Ce graphique porte sur le taux d'inscription des bacheliers dans les différentes filières du supérieur depuis 1990. On voit très clairement que la proportion de bacheliers qui s'inscrivent à l'université est en baisse depuis très longtemps : depuis l'année universitaire 1995-1996, c'est à dire il y a 14 ans maintenant. Durant cette période, cette proportion a baissé de 14 points de pourcentage, passant de près de 50% à 35 %, ce qui est considérable. La baisse a été continue, à l'exception des années 2001-2005. Ce que Catherine Rollot propose à ses lecteurs comme un scoop (les bacheliers s'inscrivent moins en fac à cause de la grève) est, en fait, un mouvement de fond, très largement antérieur à cette grève, et à tous les mouvements qui ont pu agiter l'université en 2006 (CPE), 2008 (loi LRU) ou 2009.

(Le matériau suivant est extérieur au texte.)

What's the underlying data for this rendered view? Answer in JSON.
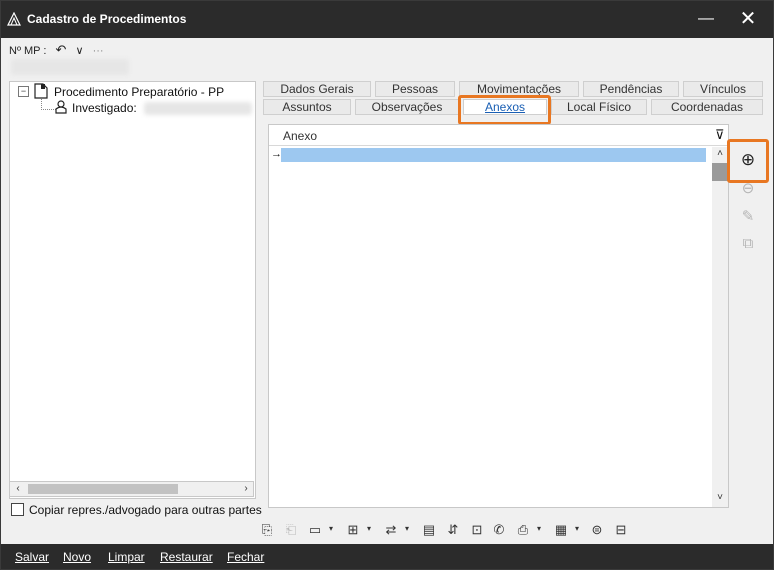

Si les bacheliers témoignent d'une désaffection croissante pour l'université, cela ne renvoie nullement aux grèves qu'elle peut connaitre, mais cela a beaucoup à voir avec l'incroyable pauvreté de l'université française, en particulier dans le premier cycle, qui pousse les bachelier à chercher des filières qui leur offrent un encadrement du même type que celui qu'ils connaissent au lycée. Ainsi, la dépense par étudiant à l'université est 25% plus faible qu'au lycée. Elle est 45% plus faible qu'en classe préparatoire, 42% plus faible qu'en BTS, 15% plus faible qu'en IUT. Il en est ainsi pour une raison simple, que le ministère note lui même :

L'écart très important [...] provient en grande partie des différences de taux d’encadrement dans les universités (où une grande partie des cours, particulièrement au niveau de la licence, a lieu en amphithéâtre), et dans les établissements secondaires où sont implantées les classes de STS et de CPGE, qui bénéficient de taux d’encadrement du même ordre que celui des classes secondaires. (Repères et références statistiques 2008, p. 334)

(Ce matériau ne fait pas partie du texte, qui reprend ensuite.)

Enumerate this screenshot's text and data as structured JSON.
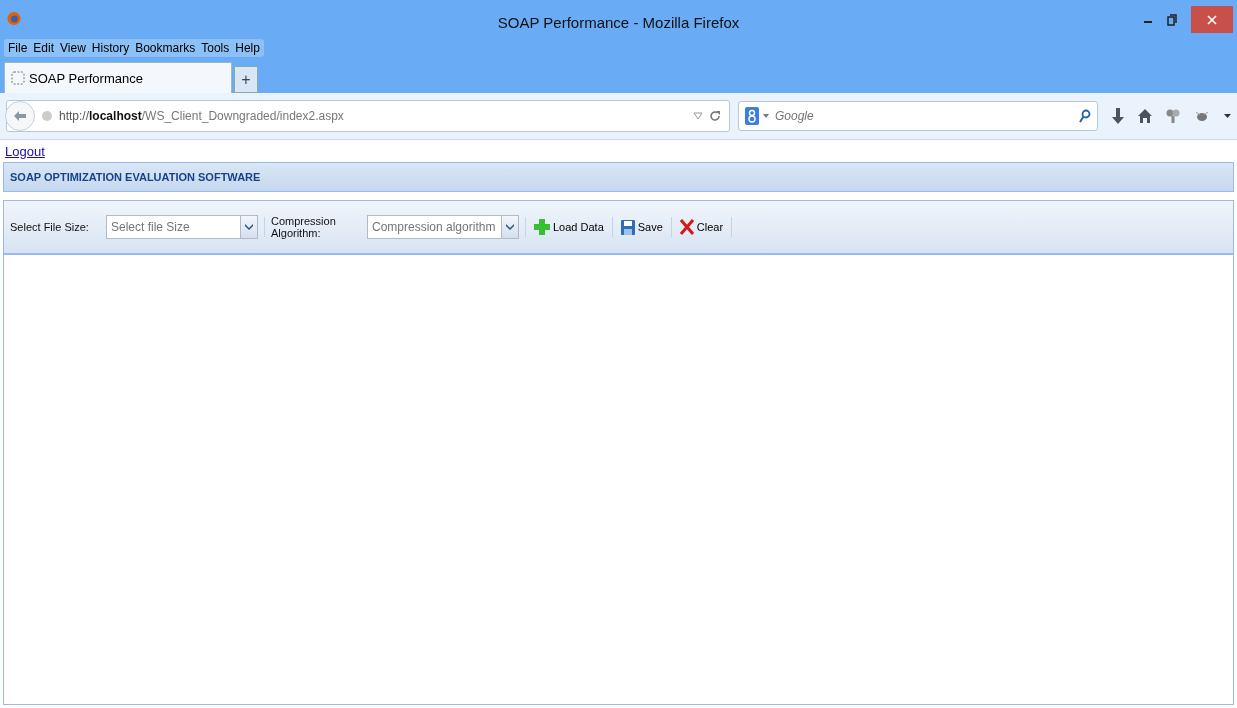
{
  "window": {
    "title": "SOAP Performance - Mozilla Firefox"
  },
  "menu": [
    "File",
    "Edit",
    "View",
    "History",
    "Bookmarks",
    "Tools",
    "Help"
  ],
  "tabs": [
    {
      "label": "SOAP Performance",
      "selected": true
    }
  ],
  "new_tab": "+",
  "address": {
    "prefix": "http://",
    "host": "localhost",
    "path": "/WS_Client_Downgraded/index2.aspx"
  },
  "search": {
    "placeholder": "Google"
  },
  "page": {
    "logout": "Logout",
    "panel_title": "SOAP OPTIMIZATION EVALUATION SOFTWARE",
    "toolbar": [
      {
        "kind": "label",
        "text": "Select File Size:"
      },
      {
        "kind": "select",
        "placeholder": "Select file Size"
      },
      {
        "kind": "label",
        "text": "Compression Algorithm:"
      },
      {
        "kind": "select",
        "placeholder": "Compression algorithm"
      },
      {
        "kind": "add",
        "text": "Load Data"
      },
      {
        "kind": "save",
        "text": "Save"
      },
      {
        "kind": "clear",
        "text": "Clear"
      }
    ]
  }
}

Les étudiants issus de la massification scolaire (+82% d'étudiants entre 1980 et 2000), qui n'ont pas la même capacité d'autonomie, cherchent, au moins pour débuter leurs études universitaires, à s'orienter vers des filières disposant du même type d'encadrement que le lycée et vont, en grande partie pour cette raison, de moins en moins en fac après le bac.

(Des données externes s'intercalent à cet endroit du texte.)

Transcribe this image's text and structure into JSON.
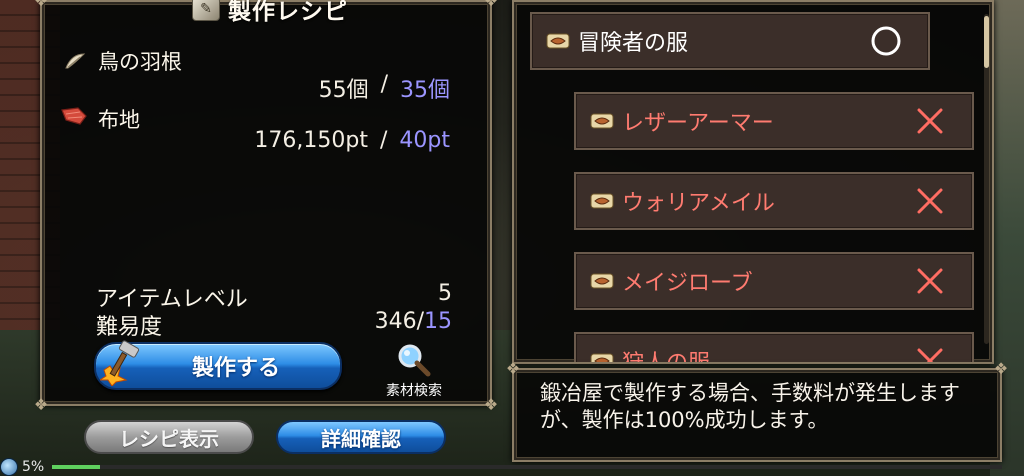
{
  "title": "製作レシピ",
  "materials": [
    {
      "name": "鳥の羽根",
      "icon": "feather-icon",
      "have": "55個",
      "need": "35個"
    },
    {
      "name": "布地",
      "icon": "cloth-icon",
      "have": "176,150pt",
      "need": "40pt"
    }
  ],
  "item_level": {
    "label": "アイテムレベル",
    "value": "5"
  },
  "difficulty": {
    "label": "難易度",
    "value": "346",
    "target": "15"
  },
  "buttons": {
    "craft": "製作する",
    "search": "素材検索",
    "recipe_display": "レシピ表示",
    "detail_confirm": "詳細確認"
  },
  "recipe_list": [
    {
      "name": "冒険者の服",
      "craftable": true
    },
    {
      "name": "レザーアーマー",
      "craftable": false
    },
    {
      "name": "ウォリアメイル",
      "craftable": false
    },
    {
      "name": "メイジローブ",
      "craftable": false
    },
    {
      "name": "狩人の服",
      "craftable": false
    }
  ],
  "message": "鍛冶屋で製作する場合、手数料が発生しますが、製作は100%成功します。",
  "hud": {
    "percent": "5%",
    "progress_fraction": 0.05
  },
  "colors": {
    "required_amount": "#9b95ff",
    "not_craftable_text": "#ff7b70",
    "not_craftable_mark": "#ff6d63",
    "craftable_mark": "#ffffff"
  }
}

Par contre, ces étudiants retournent souvent à l'université, une fois le premier cycle franchi : un tiers des lauréats d'une licence obtenue en 3 ans par les bacheliers de 2002 étaient d'abord passés par un BTS ou un IUT. Bref, lorsque le taux d'encadrement s'améliore, les étudiants reviennent. Ainsi, si le nombre d'étudiants baisse en premier cycle universitaire depuis 1995, il a augmenté en second et troisième cycle (sauf depuis 2005, où il baisse comme l'ensemble des effectif du supérieur, notamment pour des raisons démographique). Le nombre d'étudiants en doctorat a même augmenté de près d'un tiers depuis 1995 : de fait, l'université continue d'offrir l'essentiel des filières de qualité à ce niveau.
Pour le dire différemment : lorsque l'université a les moyens d'offrir une offre de qualité, elle attire des étudiants. Une grande partie du drame de l'université d'aujourd'hui tient précisément dans l'absence d'efforts financiers qui auraient permis d'adapter les moyens de l'université, et en particulier le taux d'encadrement, aux besoins des nouvelles générations de bacheliers, produits de la massification scolaire. C'est là la cause principale de la désaffection des premiers cycles universitaires : les lycéens connaissent les conditions d'étude souvent indignes qui leur sont offertes en fac. Peut-être qu'un jour Mme Rollot l'apprendra également à ses lecteurs.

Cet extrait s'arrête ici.